- За пять сребней? - Монетки все еще лежали на столе. - Конечно, стану.
- Почему?
- Вы мне за информацию платили. - Евдокия выстроила серебряную башенку, а затем смахнула сребни в ридикюль. - А не за содействие…
- Но…
- Вы же не станете отрицать, что я совершенно искренне отвечала на все ваши вопросы?
- Нет, но…
- И в таком случае свои обязательства согласно договору я выполнила.
Евдокия поднялась.
- Стойте… вы…
- Я же предупреждала, что потом дороже станет. Двадцать сребней. Ежемесячно…
Торговаться офицер не умел совершенно…
А в купе Евдокию поджидал сюрприз.
Он пристроился на красном диванчике у окошка и сидел, подперев подбородок пятерней. Пухлые пальцы Аполлона касались румяной щеки, растрепанные кудри, освобожденные от сахарного плена, легли на плечи. В правой руке Аполлон держал красного леденцового петушка на палочке. Видать, держал давно, храбро презрев опасность краснухи, ежели петушок лишился головы и хвоста.
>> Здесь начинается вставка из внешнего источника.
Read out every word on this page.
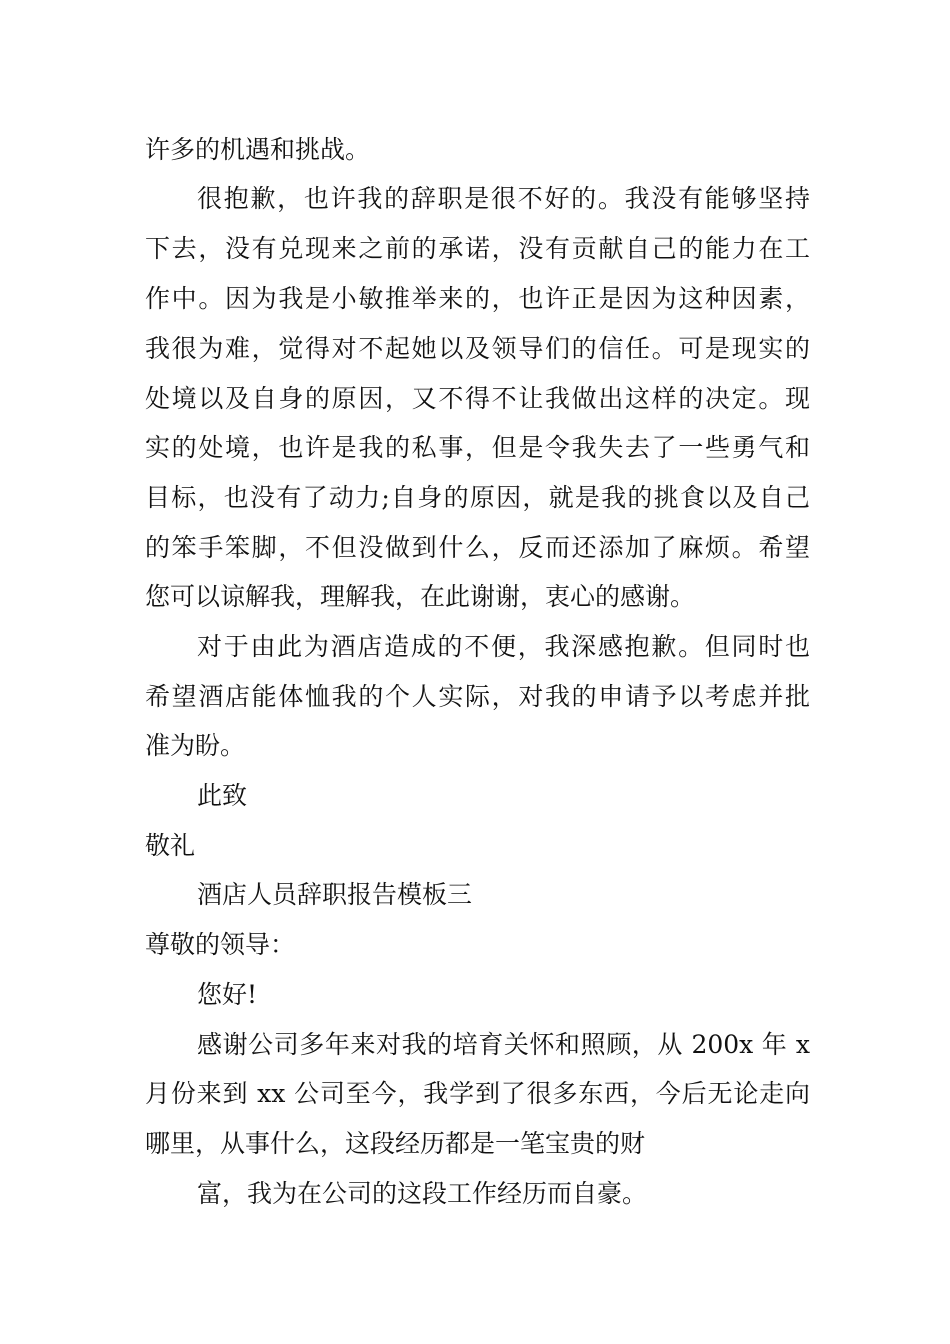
许多的机遇和挑战。
很抱歉，也许我的辞职是很不好的。我没有能够坚持
下去，没有兑现来之前的承诺，没有贡献自己的能力在工
作中。因为我是小敏推举来的，也许正是因为这种因素，
我很为难，觉得对不起她以及领导们的信任。可是现实的
处境以及自身的原因，又不得不让我做出这样的决定。现
实的处境，也许是我的私事，但是令我失去了一些勇气和
目标，也没有了动力;自身的原因，就是我的挑食以及自己
的笨手笨脚，不但没做到什么，反而还添加了麻烦。希望
您可以谅解我，理解我，在此谢谢，衷心的感谢。
对于由此为酒店造成的不便，我深感抱歉。但同时也
希望酒店能体恤我的个人实际，对我的申请予以考虑并批
准为盼。
此致
敬礼
酒店人员辞职报告模板三
尊敬的领导：
您好!
感谢公司多年来对我的培育关怀和照顾，从 200x 年 x
月份来到 xx 公司至今，我学到了很多东西，今后无论走向
哪里，从事什么，这段经历都是一笔宝贵的财
富，我为在公司的这段工作经历而自豪。
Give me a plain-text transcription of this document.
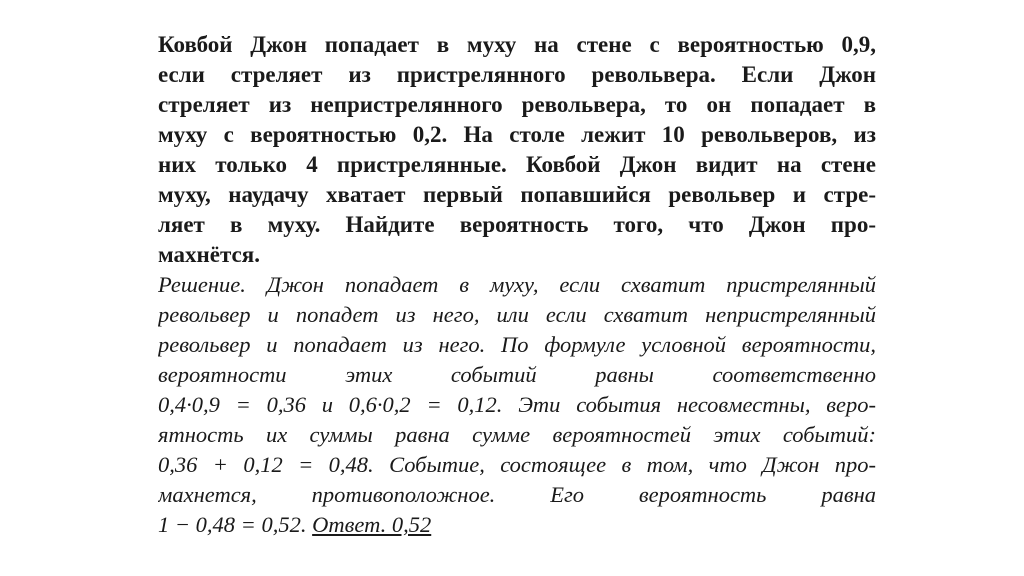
Ковбой Джон попадает в муху на стене с вероятностью 0,9,
если стреляет из пристрелянного револьвера. Если Джон
стреляет из непристрелянного револьвера, то он попадает в
муху с вероятностью 0,2. На столе лежит 10 револьверов, из
них только 4 пристрелянные. Ковбой Джон видит на стене
муху, наудачу хватает первый попавшийся револьвер и стре-
ляет в муху. Найдите вероятность того, что Джон про-
махнётся.
Решение. Джон попадает в муху, если схватит пристрелянный
револьвер и попадет из него, или если схватит непристрелянный
револьвер и попадает из него. По формуле условной вероятности,
вероятности этих событий равны соответственно
0,4·0,9 = 0,36 и 0,6·0,2 = 0,12. Эти события несовместны, веро-
ятность их суммы равна сумме вероятностей этих событий:
0,36 + 0,12 = 0,48. Событие, состоящее в том, что Джон про-
махнется, противоположное. Его вероятность равна
1 − 0,48 = 0,52. Ответ. 0,52
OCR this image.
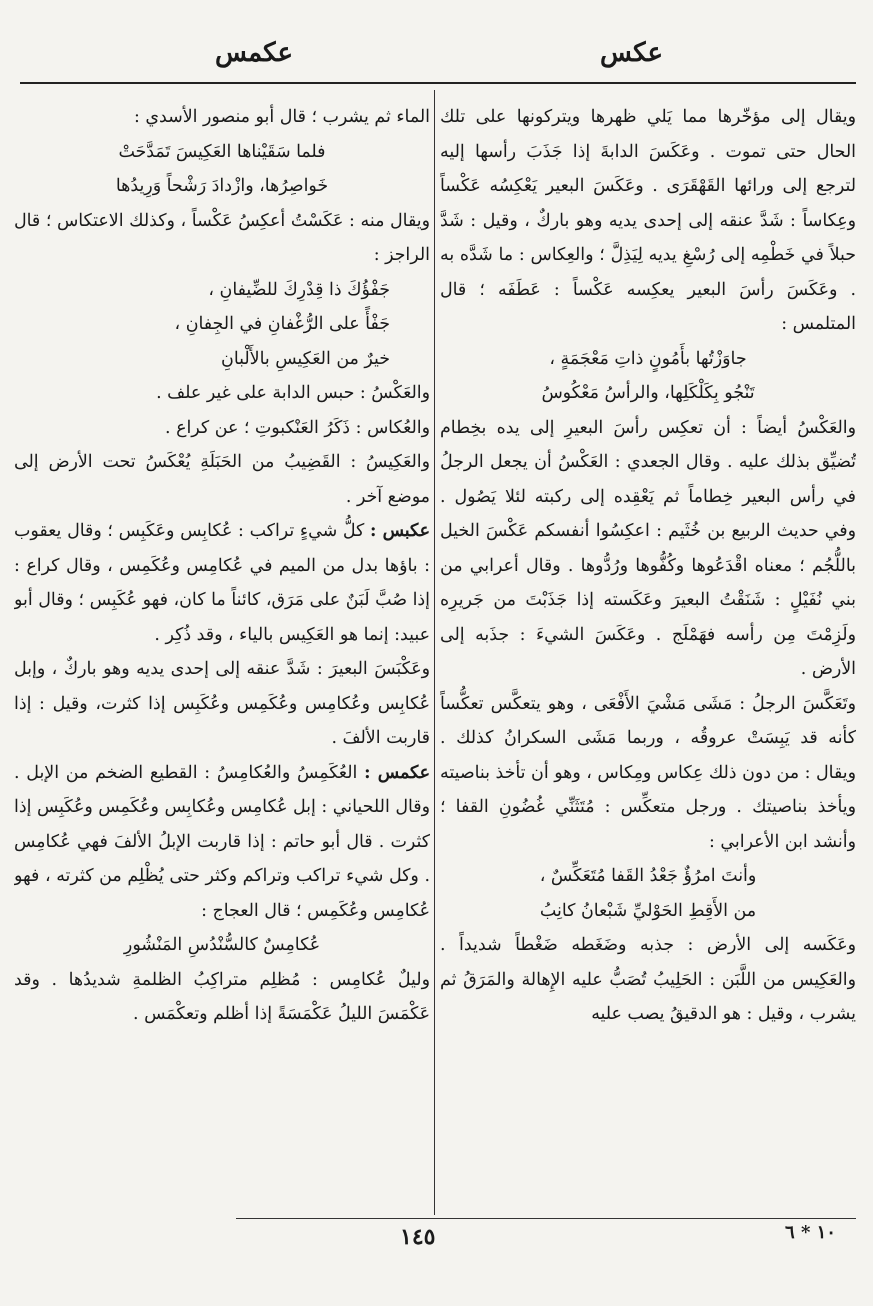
عكس
عكمس

ويقال إلى مؤخّرها مما يَلي ظهرها ويتركونها على تلك الحال حتى تموت . وعَكَسَ الدابةَ إذا جَذَبَ رأسها إليه لترجع إلى ورائها القَهْقَرَى . وعَكَسَ البعير يَعْكِسُه عَكْساً وعِكاساً : شَدَّ عنقه إلى إحدى يديه وهو باركٌ ، وقيل : شَدَّ حبلاً في خَطْمِه إلى رُسْغِ يديه لِيَذِلَّ ؛ والعِكاس : ما شَدَّه به . وعَكَسَ رأسَ البعير يعكِسه عَكْساً : عَطَفَه ؛ قال المتلمس :

جاوَزْتُها بأَمُونٍ ذاتِ مَعْجَمَةٍ ،

تَنْجُو بِكَلْكَلِها، والرأسُ مَعْكُوسُ

والعَكْسُ أيضاً : أن تعكِس رأسَ البعيرِ إلى يده بخِطام تُضيِّق بذلك عليه . وقال الجعدي : العَكْسُ أن يجعل الرجلُ في رأس البعير خِطاماً ثم يَعْقِده إلى ركبته لئلا يَصُول . وفي حديث الربيع بن خُثَيم : اعكِسُوا أنفسكم عَكْسَ الخيل باللُّجُم ؛ معناه اقْدَعُوها وكُفُّوها ورُدُّوها . وقال أعرابي من بني نُفَيْلٍ : شَنَقْتُ البعيرَ وعَكَسته إذا جَذَبْتَ من جَريرِه ولَزِمْتَ مِن رأسه فهَمْلَج . وعَكَسَ الشيءَ : جذَبه إلى الأرض .

وتَعَكَّسَ الرجلُ : مَشَى مَشْيَ الأَفْعَى ، وهو يتعكَّس تعكُّساً كأنه قد يَبِسَتْ عروقُه ، وربما مَشَى السكرانُ كذلك . ويقال : من دون ذلك عِكاس ومِكاس ، وهو أن تأخذ بناصيته ويأخذ بناصيتك . ورجل متعكِّس : مُتَثَنِّي غُضُونِ القفا ؛ وأنشد ابن الأعرابي :

وأنتَ امرُؤٌ جَعْدُ القَفا مُتَعَكِّسٌ ،

من الأَقِطِ الحَوْليِّ شَبْعانُ كانِبُ

وعَكَسه إلى الأرض : جذبه وضَغَطه ضَغْطاً شديداً . والعَكِيس من اللَّبَن : الحَلِيبُ تُصَبُّ عليه الإِهالة والمَرَقُ ثم يشرب ، وقيل : هو الدقيقُ يصب عليه

الماء ثم يشرب ؛ قال أبو منصور الأسدي :

فلما سَقَيْناها العَكِيسَ تَمَدَّحَتْ

خَواصِرُها، وازْدادَ رَشْحاً وَرِيدُها

ويقال منه : عَكَسْتُ أعكِسُ عَكْساً ، وكذلك الاعتكاس ؛ قال الراجز :

جَفْؤُكَ ذا قِدْرِكَ للضِّيفانِ ،

جَفْأً على الرُّغْفانِ في الجِفانِ ،

خيرٌ من العَكِيسِ بالأَلْبانِ

والعَكْسُ : حبس الدابة على غير علف .

والعُكاس : ذَكَرُ العَنْكبوتِ ؛ عن كراع .

والعَكِيسُ : القَضِيبُ من الحَبَلَةِ يُعْكَسُ تحت الأرض إلى موضع آخر .

عكبس : كلُّ شيءٍ تراكب : عُكابِس وعَكَبِس ؛ وقال يعقوب : باؤها بدل من الميم في عُكامِس وعُكَمِس ، وقال كراع : إذا صُبَّ لَبَنٌ على مَرَق، كائناً ما كان، فهو عُكَبِس ؛ وقال أبو عبيد: إنما هو العَكِيس بالياء ، وقد ذُكِر .

وعَكْبَسَ البعيرَ : شَدَّ عنقه إلى إحدى يديه وهو باركٌ ، وإبل عُكابِس وعُكامِس وعُكَمِس وعُكَبِس إذا كثرت، وقيل : إذا قاربت الألفَ .

عكمس : العُكَمِسُ والعُكامِسُ : القطيع الضخم من الإبل . وقال اللحياني : إبل عُكامِس وعُكابِس وعُكَمِس وعُكَبِس إذا كثرت . قال أبو حاتم : إذا قاربت الإبلُ الألفَ فهي عُكامِس . وكل شيء تراكب وتراكم وكثر حتى يُظْلِم من كثرته ، فهو عُكامِس وعُكَمِس ؛ قال العجاج :

عُكامِسٌ كالسُّنْدُسِ المَنْشُورِ

وليلٌ عُكامِس : مُظلِم متراكِبُ الظلمةِ شديدُها . وقد عَكْمَسَ الليلُ عَكْمَسَةً إذا أظلم وتعكْمَس .

١٤٥	١٠ * ٦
- Коровы шли широкою волной, - произнес он, вскинув затуманенный взор на Евдокию, - располучая нас с тобой… я в руку взял кнута. И быть нам вместе. Да.
- Нет, - ответила Евдокия, силясь справиться с паникой.
- Почему? - Аполлон выпятил губу, и подбородок его мелко затрясся, видать, от переполнявшей жениха обиды.
- Что ты тут делаешь?
- Тебя жду. Хочешь? - Он щедро протянул Евдокии петушка, лизнув напоследок. - Вот тут еще не обкусывал…
На леденцовую грудку налипли крошки.
- Аполлон, - подношение Евдокия проигнорировала и, сделав глубокий вдох, велела себе успокоиться, - я тебя спрашиваю, что ты делаешь в нашем купе?
- Я… от мамки сбег.
Он уставился на Евдокию, часто-часто моргая.
Сбег.
В рубахе белой, с расшитым воротом и латками на локтях. Рубаха перевязана широким поясом, синим, но желтыми тюльпанами затканном. Полотняные, сизого колеру, портки топорщатся пузырями, поверх стоптанных сапог надеты новенькие галоши…
Сбег, значит.
И сумку прихватил, локотком к себе прижимает, поглаживает.
Евдокия потрясла головой, надеясь, что все бывшее до сего момента - лишь сон, пусть и удивительно правдоподобный, но… она откроет глаза и очнется в купе первого класса аглицкого пульмановского вагона, который не стоит, но…
- Ты злишься? - робко спросил Аполлон. - Прогонишь, да? Мама сказала, что ты в столицу едешь… за женихами… и я с тобой.
- За женихами?
Аполлон нахмурился, кажется, с этой точки зрения он свое путешествие не рассматривал. Впрочем, думал он недолго, вероятно оттого, что процесс сей был для него непривычен и вызывал немалые неудобства.
- Не. Я за женой. Ты ж за меня не пойдешь?
- Не пойду. - Евдокия присела.
Сумасшедший сегодня день.
- И ладно, - как-то легко смирился Аполлон, но счел нужным пояснить: - Ты ж старая.
- Я?!
Старой себя Евдокия не ощущала.
- Мамка так сказала, что ты перестарок, а все равно кобенишься. Ну я и подумал, зачем мне старая жена? Я себе молодую в столице найду. Красивую.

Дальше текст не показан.